Legitimate security concerns often devolve into irrational nativism, generating suspicion of both those seeking to make a new life in our country and longtime members of our communities. Gen. John DeWitt, a leading advocate of
the World War II internment of Japanese-Americans famously stated, “I don’t want any of them here. They are a dangerous element. There is no way to determine their loyalty … American citizenship does not necessarily determine loyalty.”
As a candidate, Donald Trump expressed similar concerns about Muslims in America, stating in a November 2015 interview: “We’re going to have to do things that we never did before. And some people are going to be upset about it, but I think that now everybody is feeling that security is going to rule… We’re going to have to look at the mosques. We’re going to have to look very, very carefully.”
The ultimate status of Trump’s executive order will be determined by the courts. Regardless of the outcome, however, immigration and refugee policy likely is to remain highly politically charged. Budweiser’s Super Bowl ad depicting founder Adolphus Busch’s immigrant journey to America has prompted calls for a boycott. Similarly, ads for building supply company 84 Lumber, Coca-Cola and others have triggered a backlash over their perceived pro-immigrant message.
Clearly, control of borders is vital to the survival of any nation. Poet Emma Lazarus’ invitation to the world’s tired, poor and huddled masses inscribed on the Statue of Liberty’s pedestal was not meant to be unconditional. However, the rules that govern who is allowed to build a new life in our country must be grounded in reality and a clear assessment of our national interest.

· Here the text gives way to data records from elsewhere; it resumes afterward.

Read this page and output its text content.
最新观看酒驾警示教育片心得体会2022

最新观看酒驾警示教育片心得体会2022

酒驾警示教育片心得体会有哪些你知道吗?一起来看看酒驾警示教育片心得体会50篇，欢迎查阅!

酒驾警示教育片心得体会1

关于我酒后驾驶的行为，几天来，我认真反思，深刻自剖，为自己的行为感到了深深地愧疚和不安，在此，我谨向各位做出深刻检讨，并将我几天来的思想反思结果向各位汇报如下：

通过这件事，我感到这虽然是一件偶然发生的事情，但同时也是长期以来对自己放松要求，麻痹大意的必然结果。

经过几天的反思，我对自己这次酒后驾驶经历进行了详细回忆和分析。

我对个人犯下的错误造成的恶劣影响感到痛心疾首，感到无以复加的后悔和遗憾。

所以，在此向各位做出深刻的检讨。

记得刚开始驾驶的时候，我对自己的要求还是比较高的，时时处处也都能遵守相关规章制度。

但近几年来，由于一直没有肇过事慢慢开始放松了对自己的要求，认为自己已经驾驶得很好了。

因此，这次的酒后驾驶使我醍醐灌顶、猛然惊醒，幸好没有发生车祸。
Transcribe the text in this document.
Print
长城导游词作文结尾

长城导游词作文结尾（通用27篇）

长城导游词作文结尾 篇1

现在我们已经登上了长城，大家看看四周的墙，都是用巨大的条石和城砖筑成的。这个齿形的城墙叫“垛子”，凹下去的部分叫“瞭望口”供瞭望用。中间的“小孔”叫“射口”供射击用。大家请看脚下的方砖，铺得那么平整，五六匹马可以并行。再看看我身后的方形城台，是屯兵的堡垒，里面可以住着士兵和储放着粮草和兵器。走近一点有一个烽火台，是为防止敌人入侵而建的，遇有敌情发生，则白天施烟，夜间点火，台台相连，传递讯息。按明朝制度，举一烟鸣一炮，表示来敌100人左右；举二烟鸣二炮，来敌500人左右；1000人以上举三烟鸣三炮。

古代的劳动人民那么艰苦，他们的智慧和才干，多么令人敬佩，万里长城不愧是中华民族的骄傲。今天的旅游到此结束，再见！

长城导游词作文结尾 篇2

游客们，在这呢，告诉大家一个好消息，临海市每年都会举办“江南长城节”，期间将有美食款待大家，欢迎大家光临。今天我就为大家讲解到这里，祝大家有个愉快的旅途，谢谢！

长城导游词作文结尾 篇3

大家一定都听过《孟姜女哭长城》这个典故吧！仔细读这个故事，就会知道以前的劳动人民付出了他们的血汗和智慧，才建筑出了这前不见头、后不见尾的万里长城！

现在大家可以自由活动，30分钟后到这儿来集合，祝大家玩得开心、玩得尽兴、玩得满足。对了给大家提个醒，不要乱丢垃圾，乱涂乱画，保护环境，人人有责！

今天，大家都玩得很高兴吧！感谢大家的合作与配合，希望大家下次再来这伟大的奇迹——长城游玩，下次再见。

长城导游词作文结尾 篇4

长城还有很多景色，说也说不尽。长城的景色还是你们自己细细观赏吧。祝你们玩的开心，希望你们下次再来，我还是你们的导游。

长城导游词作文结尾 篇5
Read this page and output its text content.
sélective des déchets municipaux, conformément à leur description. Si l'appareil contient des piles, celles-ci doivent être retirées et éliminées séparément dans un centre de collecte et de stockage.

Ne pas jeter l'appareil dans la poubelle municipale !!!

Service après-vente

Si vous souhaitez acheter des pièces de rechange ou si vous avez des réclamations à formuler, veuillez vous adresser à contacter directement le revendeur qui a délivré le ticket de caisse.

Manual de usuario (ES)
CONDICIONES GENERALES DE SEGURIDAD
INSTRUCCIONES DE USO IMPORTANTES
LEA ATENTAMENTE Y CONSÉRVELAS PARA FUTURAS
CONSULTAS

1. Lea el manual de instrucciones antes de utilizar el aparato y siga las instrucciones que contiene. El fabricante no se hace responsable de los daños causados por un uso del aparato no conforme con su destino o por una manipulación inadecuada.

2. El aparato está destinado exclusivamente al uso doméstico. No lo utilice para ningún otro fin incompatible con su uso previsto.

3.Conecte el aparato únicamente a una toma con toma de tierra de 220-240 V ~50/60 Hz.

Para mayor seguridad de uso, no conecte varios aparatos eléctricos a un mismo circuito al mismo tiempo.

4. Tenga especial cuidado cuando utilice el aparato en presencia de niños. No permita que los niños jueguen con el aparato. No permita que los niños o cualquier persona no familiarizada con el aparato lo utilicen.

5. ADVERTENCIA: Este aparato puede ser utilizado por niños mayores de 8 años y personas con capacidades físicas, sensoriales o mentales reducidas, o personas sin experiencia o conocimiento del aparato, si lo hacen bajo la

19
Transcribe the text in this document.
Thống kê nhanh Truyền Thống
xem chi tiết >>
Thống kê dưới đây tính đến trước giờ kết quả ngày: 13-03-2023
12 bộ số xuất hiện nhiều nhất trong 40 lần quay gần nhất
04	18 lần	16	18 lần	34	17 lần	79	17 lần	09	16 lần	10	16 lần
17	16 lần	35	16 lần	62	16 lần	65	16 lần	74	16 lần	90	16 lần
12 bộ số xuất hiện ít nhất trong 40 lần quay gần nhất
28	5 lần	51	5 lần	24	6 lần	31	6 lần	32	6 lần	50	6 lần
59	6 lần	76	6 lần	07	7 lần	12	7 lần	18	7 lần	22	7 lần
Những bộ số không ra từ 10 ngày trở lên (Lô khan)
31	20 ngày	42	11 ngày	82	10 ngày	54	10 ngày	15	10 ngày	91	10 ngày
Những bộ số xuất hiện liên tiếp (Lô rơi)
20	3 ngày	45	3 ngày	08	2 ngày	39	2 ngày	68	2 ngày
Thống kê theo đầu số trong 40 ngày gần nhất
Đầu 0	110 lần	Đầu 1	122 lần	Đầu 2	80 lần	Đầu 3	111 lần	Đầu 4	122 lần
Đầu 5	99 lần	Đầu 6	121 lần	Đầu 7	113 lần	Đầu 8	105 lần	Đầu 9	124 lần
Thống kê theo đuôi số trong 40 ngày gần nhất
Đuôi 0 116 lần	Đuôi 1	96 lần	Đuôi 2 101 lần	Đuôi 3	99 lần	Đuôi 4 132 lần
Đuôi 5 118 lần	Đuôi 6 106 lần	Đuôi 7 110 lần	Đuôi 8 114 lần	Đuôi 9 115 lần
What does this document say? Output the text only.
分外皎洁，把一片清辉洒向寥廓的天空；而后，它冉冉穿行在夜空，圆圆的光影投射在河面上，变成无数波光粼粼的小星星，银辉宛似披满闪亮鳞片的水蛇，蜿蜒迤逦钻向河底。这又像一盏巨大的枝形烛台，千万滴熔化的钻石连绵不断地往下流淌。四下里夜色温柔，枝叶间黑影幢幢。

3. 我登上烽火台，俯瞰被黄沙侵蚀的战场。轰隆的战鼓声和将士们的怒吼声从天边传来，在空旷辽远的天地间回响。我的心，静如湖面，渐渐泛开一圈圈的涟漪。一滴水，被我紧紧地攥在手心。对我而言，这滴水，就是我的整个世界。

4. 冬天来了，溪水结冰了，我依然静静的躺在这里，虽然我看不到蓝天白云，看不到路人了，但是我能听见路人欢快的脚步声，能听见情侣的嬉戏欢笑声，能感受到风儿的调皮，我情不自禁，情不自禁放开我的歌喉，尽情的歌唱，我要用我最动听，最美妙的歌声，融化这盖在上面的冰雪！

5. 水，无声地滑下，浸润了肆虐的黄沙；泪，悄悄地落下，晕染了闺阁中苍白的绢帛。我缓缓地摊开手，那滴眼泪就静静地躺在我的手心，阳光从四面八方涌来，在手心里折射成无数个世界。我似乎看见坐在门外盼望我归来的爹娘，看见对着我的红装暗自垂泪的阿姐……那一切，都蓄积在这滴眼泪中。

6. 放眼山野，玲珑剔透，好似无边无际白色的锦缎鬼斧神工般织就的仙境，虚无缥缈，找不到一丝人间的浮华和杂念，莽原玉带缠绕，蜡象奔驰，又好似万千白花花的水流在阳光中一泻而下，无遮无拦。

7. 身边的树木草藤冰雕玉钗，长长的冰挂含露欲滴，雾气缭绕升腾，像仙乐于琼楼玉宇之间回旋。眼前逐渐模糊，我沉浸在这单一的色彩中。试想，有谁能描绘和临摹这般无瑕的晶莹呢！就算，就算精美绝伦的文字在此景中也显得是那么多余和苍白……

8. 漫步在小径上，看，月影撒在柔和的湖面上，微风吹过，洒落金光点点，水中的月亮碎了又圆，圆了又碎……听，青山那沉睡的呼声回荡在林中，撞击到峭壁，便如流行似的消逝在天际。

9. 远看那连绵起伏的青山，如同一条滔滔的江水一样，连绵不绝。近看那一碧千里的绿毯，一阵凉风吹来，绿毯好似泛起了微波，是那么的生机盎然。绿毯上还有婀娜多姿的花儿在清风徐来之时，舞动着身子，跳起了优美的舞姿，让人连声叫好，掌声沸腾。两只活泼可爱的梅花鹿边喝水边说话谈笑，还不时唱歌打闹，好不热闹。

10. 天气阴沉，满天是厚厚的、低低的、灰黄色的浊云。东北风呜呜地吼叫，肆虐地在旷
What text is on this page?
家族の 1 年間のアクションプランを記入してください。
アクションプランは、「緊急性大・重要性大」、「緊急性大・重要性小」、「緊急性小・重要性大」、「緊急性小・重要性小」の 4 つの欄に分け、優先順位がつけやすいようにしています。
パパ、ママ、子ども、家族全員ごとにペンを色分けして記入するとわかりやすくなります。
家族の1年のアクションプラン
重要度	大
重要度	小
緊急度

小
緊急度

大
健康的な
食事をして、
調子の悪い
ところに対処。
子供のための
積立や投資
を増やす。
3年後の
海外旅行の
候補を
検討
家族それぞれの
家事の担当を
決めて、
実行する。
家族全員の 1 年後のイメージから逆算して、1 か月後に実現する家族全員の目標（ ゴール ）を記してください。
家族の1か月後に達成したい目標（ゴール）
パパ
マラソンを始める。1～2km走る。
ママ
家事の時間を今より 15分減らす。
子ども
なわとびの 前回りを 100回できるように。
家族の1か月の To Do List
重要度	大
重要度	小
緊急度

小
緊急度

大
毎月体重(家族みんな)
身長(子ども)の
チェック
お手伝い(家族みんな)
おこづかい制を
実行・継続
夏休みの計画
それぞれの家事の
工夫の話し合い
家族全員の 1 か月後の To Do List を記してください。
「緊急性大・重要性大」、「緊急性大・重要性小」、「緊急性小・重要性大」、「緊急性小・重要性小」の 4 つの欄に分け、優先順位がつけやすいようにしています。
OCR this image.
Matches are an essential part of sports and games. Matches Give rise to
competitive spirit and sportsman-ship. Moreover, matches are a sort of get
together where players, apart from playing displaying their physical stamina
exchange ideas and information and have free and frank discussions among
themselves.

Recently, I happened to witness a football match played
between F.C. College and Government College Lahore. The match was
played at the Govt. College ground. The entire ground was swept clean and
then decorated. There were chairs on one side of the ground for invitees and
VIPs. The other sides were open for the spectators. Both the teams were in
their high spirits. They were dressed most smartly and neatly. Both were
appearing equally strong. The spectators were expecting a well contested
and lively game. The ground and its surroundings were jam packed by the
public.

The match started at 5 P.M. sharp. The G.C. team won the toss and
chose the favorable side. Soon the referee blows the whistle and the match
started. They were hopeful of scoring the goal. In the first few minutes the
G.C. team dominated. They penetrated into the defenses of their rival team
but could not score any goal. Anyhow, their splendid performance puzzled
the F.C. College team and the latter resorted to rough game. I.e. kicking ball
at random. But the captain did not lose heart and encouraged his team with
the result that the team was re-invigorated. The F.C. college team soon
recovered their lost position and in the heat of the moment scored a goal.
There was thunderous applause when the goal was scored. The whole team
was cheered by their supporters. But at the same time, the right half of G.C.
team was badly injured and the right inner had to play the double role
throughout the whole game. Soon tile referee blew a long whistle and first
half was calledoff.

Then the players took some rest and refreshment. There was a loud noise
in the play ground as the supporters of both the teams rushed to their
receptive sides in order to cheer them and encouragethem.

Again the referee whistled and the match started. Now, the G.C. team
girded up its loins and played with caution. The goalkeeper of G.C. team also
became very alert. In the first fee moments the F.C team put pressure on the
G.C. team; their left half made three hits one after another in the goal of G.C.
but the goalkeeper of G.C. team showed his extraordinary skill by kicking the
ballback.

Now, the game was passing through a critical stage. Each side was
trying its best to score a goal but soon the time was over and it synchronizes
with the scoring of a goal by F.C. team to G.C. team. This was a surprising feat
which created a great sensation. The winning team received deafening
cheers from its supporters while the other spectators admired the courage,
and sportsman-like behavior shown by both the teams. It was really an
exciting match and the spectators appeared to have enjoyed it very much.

Our response to the legitimate danger of foreign-born terrorism must be calibrated and balanced against the benefits of immigration. As a group of high-level former national security and State Department officials noted in an affidavit filed with the U.S. 9th Circuit Court of Appeals, since Sept. 11, 2001, not a single terrorism death in the United States has been caused by immigrants from the countries named in the executive order. Immigration policies based on fear or cynical political manipulation actually harm our economy and national security and foreign policy interests; they endanger our troops and intelligence personnel serving abroad, and undermine our ability to work with other nations.
Summing up the place of immigrants in the fabric of our society, a speaker at the 1940 New York World’s Fair observed, “They are the only ones to whom it can be accounted a merit to be Americans. For they have had to take trouble for their citizenship, whereas it has cost the majority nothing at all to be born in the land of civic freedom. They have contributed in their way to the flowering of the community, and their individual striving and suffering have remained unknown.” The speaker was himself an immigrant. His name was Albert Einstein.